Thanks for the idea Ron, but I have a fundamental problem with that.

I don't have any relevant game experience to the problem. Sure, I've played RPGs for years, but I haven't been involved in a game for at least six months (with the exception of one ninja burger session), and don't consider any of it relevant to what I am asking. Examining games from this perspective only happened to me after I hit my lull in my game sessions.

And, I since I am pretty sure we could easily get into a discussion about the topic at hand without an actual play experience (which I don't have and don't agree with the value of fabricating), I don't understand why it can't just be handled here as is. I get that you don't want theory discussions to spiral into uselessness. If you still want an actual play example after this rationale, I'll assume the basic play example written in the Capes book and work from there.

But the point I am trying to make is that all of my play experiences are so muddied in my own head that dredging up the memories and trying to make them fit into the molds they need to to work for the discussion seems like more effort on my part than it would take for someone else to have simply answered the question and gotten the dialog going in the first place. Especially since even with a play example, the discussion would end up all theory with few examples interspersed anyway. Plus, those examples would flow naturally regardless of whether a play experience was initially introduced or not.

But let me know. If necessary, I will acquiesce for no better reason than that there is no other equivalent place to discuss the issue, and no acceptable medium here other than what you approve.

Cheers, and no offense meant,
--Norm
P.S isn't it odd that whenever someone says no offense, it normally means there is a likely reasonable source of offense? I do honestly mean no offense, but it strikes me that what I mean and what may result can be two very different things.

Ron Edwards

Hi Norm,

That's a good point about "no offense" and I take your literal meaning. I try to avoid using the phrase myself except sarcastically, to close friends only, for exactly that reason. The one which really gets up my nose though, again for the same sort of reason, is when someone starts a sentence with the phrase, "To be honest ..." I mean, what the fuck is that? A claim that every other sentence the person says is a scam? That they're doing me a favor this one time because they're not going to lie?

Anyway, the reason for the actual play experience is simple and I think you'll find it easier and more useful than you anticipate. You don't have to narrate a long and involved complicated account. All I need are:

When you played
What game was it, and whether it was a long-lasting thing or just visiting the system once
Who was there, more-or-less
Very basically what happened ("we fought goblins")
Whether you liked it and more-or-less why

Maybe 100-200 words.
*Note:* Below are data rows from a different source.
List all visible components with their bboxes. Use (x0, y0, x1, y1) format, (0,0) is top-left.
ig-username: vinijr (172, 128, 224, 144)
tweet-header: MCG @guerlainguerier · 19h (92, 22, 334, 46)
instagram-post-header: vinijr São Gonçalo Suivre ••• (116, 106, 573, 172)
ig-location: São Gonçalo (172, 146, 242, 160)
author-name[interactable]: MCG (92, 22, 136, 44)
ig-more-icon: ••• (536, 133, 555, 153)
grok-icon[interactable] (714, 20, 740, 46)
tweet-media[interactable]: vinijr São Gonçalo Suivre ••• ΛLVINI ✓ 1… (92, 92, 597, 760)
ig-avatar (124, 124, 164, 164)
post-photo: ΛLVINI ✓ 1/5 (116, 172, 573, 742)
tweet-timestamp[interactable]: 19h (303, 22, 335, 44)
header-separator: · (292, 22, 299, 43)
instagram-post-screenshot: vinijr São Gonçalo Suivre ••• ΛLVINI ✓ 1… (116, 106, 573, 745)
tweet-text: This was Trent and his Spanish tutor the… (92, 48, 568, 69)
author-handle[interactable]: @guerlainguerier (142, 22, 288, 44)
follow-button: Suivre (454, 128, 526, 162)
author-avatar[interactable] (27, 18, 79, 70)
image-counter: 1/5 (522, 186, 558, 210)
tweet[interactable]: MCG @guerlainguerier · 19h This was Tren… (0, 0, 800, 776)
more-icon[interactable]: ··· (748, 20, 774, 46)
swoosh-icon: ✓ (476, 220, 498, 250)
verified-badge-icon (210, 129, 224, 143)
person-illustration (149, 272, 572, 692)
That should be plenty to address the issues you talked about, if there was even the tiniest hint of Gamism and/or Narrativism in the way you guys played. (The textual Capes example is not suitable.)

Please trust me on this because I have been moderating discussion at the Forge since I co-founded it, and this is the only way for the discourse to get anywhere meaningful. It's not about evidence or proof or anything like that. It's only about clarity.